YOLOv8-Based ASL Recognition in Real-Time with Ensemble CNN Classification
Rupali H. Shende, Nuzhat F. ShaikhIntroduction:
Sign language is vital for communication among deaf and hard-ofhearing individuals, yet barriers persist due to limited public understanding. This study addresses four key challenges—environmental noise, gesture overlap, data imbalance, and limited device capacity—while aiming to deliver a fast, accurate, and explainable ASL interpreter for mobile platforms.
Methods:
The approach involves building a multilingual ASL dataset with preprocessing and augmentation, followed by hand detection using YOLOv8. Cropped hand regions are classified through a custom CNN that captures spatial–temporal features. An ensemble of lightweight learners mitigates class imbalance, improving recognition of rare signs without increasing latency.
Results:
The system’s performance is evaluated via accuracy, precision, recall, and edge-frame latency, while SHAP and Grad-CAM heat maps transparently illustrate which pixels influence the final decision. Benchmarks reveal 98.2% accuracy in uncontrolled settings—far above YOLOv5, SSD, and single-CNN references—while frame rates remain above 25 fps on budget- grade NVIDIA Jetson Nano and mainstream Android devices. These results demonstrate that pairing YOLOv8 for object detection, a CNN for classification, and an ensemble refinement step creates a scalable and interpretable system that closes communication gaps and advances inclusive human-computer interaction.
Discussion:
The framework effectively reduces noise interference, manages overlapping gestures, and improves recognition of rare signs through ensemble learning.
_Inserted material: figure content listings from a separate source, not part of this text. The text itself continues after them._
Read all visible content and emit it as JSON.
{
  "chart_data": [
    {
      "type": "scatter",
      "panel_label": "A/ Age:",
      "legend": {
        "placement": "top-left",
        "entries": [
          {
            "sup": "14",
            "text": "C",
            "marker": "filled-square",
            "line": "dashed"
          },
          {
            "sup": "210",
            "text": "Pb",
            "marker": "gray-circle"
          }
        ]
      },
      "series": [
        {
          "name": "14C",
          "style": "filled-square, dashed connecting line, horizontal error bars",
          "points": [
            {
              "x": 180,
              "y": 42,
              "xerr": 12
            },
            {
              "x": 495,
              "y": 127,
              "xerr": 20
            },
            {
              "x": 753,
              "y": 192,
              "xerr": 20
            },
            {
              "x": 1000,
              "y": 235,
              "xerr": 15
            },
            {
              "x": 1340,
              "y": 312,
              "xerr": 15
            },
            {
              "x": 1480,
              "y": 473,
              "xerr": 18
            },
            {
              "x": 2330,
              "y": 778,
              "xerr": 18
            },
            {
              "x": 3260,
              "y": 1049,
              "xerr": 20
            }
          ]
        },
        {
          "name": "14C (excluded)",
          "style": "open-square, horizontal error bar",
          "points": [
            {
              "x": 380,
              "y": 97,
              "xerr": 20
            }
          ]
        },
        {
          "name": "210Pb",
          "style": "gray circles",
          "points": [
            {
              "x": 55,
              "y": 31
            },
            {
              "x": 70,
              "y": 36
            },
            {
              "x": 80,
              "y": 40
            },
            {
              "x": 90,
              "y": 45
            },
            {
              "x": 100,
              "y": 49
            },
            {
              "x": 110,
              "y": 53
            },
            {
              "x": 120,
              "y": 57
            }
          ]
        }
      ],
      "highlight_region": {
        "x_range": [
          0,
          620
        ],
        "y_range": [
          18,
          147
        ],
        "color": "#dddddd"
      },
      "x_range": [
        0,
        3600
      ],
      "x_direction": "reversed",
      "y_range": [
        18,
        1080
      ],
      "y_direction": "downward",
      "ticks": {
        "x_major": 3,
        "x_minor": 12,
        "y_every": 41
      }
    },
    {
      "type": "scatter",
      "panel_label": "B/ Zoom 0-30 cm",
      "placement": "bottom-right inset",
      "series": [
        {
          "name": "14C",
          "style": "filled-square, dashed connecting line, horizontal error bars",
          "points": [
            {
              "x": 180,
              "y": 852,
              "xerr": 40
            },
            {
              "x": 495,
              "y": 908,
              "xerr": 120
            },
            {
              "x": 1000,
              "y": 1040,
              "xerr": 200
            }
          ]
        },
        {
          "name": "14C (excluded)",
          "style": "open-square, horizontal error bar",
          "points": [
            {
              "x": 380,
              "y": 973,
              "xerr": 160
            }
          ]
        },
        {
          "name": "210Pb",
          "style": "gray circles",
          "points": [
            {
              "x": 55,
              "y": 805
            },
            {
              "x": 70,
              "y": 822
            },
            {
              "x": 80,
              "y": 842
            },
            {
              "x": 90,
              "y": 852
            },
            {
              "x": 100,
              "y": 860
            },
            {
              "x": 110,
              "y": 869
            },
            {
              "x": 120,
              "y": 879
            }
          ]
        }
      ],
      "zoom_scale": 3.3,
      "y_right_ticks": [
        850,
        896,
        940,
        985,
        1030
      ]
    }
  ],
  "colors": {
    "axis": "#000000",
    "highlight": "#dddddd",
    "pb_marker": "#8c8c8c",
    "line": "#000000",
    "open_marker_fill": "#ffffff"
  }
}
Its lightweight design ensures smooth performance on mobile and edge devices, while SHAP and Grad-CAM enhance transparency. Overall, the system balances accuracy, efficiency, and interpretability, making it suitable for real-world ASL communication.
Conclusion:
The proposed framework addresses environmental noise, gesture overlap, data imbalance, and hardware constraints while maintaining high accuracy and interpretability. The combination of YOLOv8, CNN, and ensemble refinement ensures robustness and efficiency for real-world applications.